LINCOLN, Neb. — Nebraska school districts will get a $59 million boost from the federal government to use next school year, a budget cushion that could help stave off an unknown number of job losses.

Republican Gov. Dave Heineman, a vocal critic of the latest federal stimulus package, announced Monday that the state had to take the money because it would have been distributed even if he had turned it down.

“Governors had no choice,” Heineman said. Asked whether he wished the state wouldn’t receive the money, Heineman called it a hypothetical scenario and wouldn’t say.

U.S. Sen. Ben Nelson, D-Neb., disagreed with Heineman, saying that Nebraska does have the choice of turning the money down. Nelson didn’t recommend doing so because, he said in a statement, the money could help keep teachers on the job.

“The bottom line is: This federal education money isn’t being forced on the state, it has a choice to make and an opportunity to say no,” Nelson said in the statement.

Nelson said the U.S. Department of Education told his office that if neither the state nor another entity applied for the money, none would come to the state.

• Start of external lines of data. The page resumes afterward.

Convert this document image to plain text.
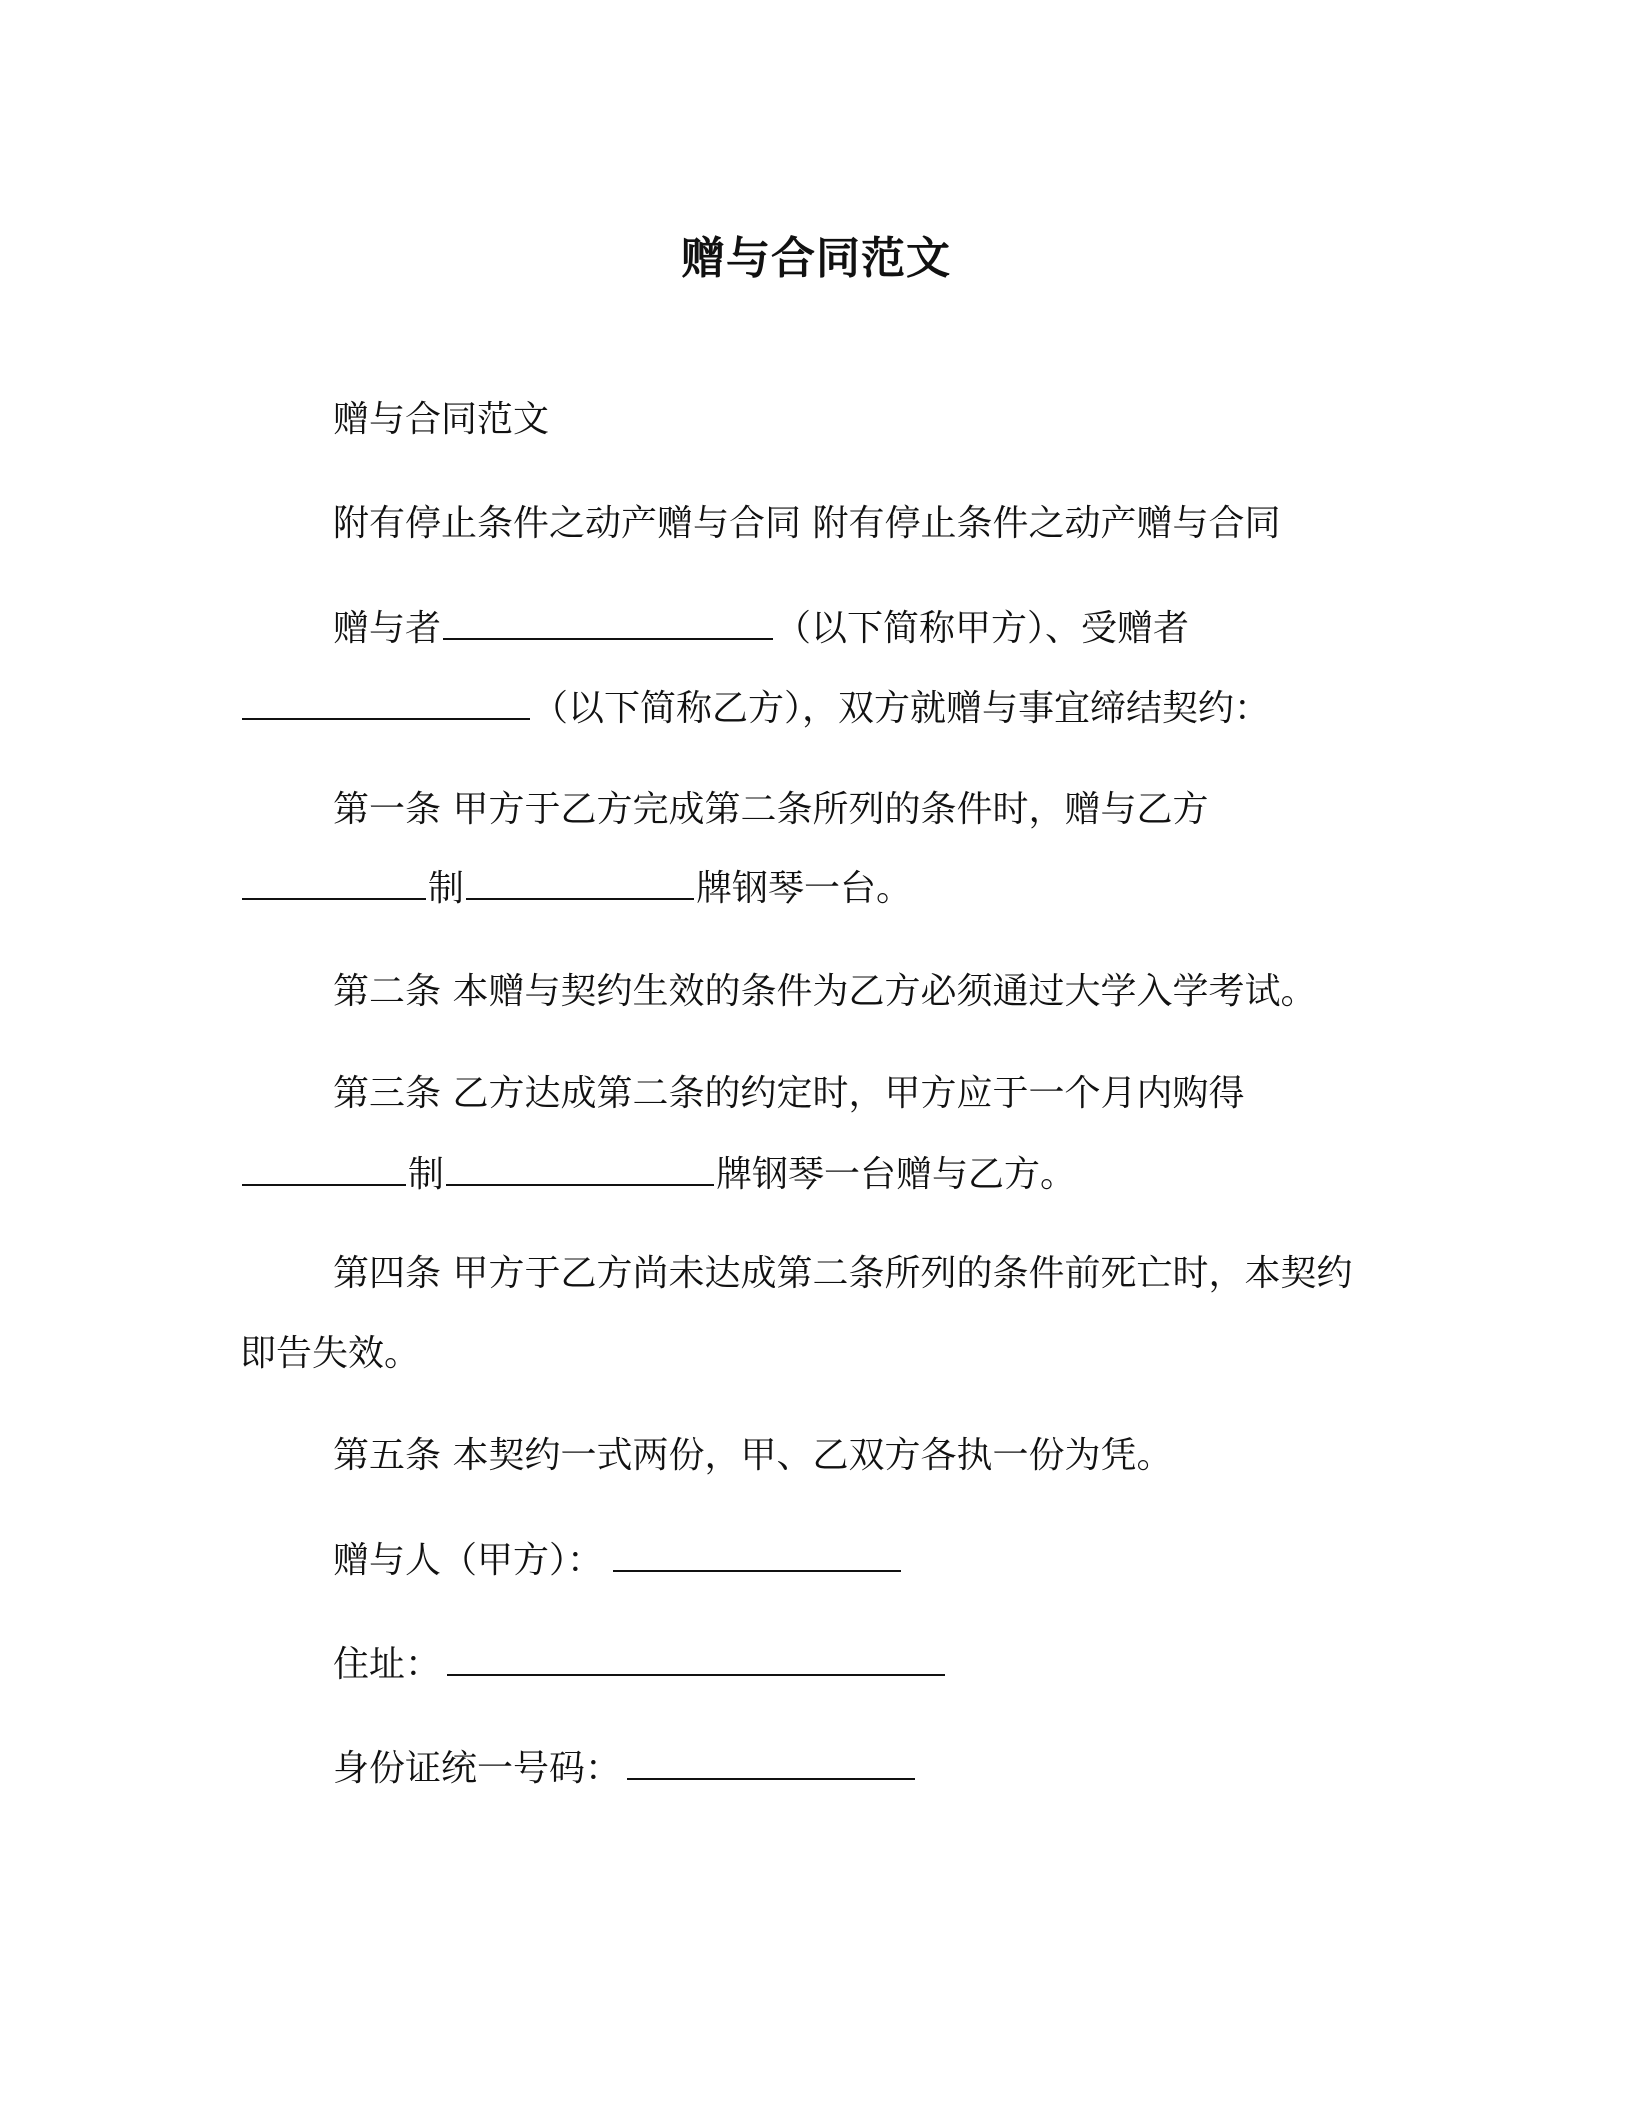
赠与合同范文
赠与合同范文
附有停止条件之动产赠与合同 附有停止条件之动产赠与合同
赠与者	（以下简称甲方）、受赠者
（以下简称乙方），双方就赠与事宜缔结契约：
第一条 甲方于乙方完成第二条所列的条件时，赠与乙方
制	牌钢琴一台。
第二条 本赠与契约生效的条件为乙方必须通过大学入学考试。
第三条 乙方达成第二条的约定时，甲方应于一个月内购得
制	牌钢琴一台赠与乙方。
第四条 甲方于乙方尚未达成第二条所列的条件前死亡时，本契约
即告失效。
第五条 本契约一式两份，甲、乙双方各执一份为凭。
赠与人（甲方）：
住址：
身份证统一号码：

The disagreement between Heineman and Nelson aside, Nebraska Education Commissioner Roger Breed said the money could lessen the number of job losses in K-12 education next year through layoffs and attrition. But the extent of the help, he said, won’t be known until lawmakers decide how much total funding to give school districts. That won’t happen until next year, when lawmakers approve an overall school-spending plan and a bill that dictate how the $59 million will be distributed.

Breed said school districts had begun planning as recently as three weeks ago in the expectation that they would not be receiving additional stimulus money.

“The fact we now have an additional $58.9 million available is, I think, by and large a plus” that will affect districts differently, Breed said.

The $58.9 million is part of a $26 billion jobs bill and signed into law by President Barack Obama two weeks ago. Democrats have hailed it as a way to keep teachers from being laid off this school year in states hard-hit by the recession. Republicans have called it a giveaway to teachers unions and an example of wasteful Washington spending.

Using the first round of stimulus money, Nebraska lawmakers early last year were able to more than double the original, planned increase in school aid to schools. The stimulus money boosted school budgets both last school year and this school year. Nebraska state government has a two-year budget cycle.

Because that stimulus money is being used this school year, and districts and the state don’t now face fiscal crises as severe as those in other states, officials decided it was best to use the money next school year when stimulus money was originally planned to run out.

The new round of stimulus money is “an opportunity to mitigate the cliff effect next year” of running out of money from the first stimulus package, said Sen. Greg Adams of York, chairman of the Legislature’s Education Committee.

A fiscal cliff-fall is still expected to occur, however. Asked whether the state would increase school spending enough to completely make up for the loss of the larger, first round of stimulus money, Heineman said it was highly unlikely.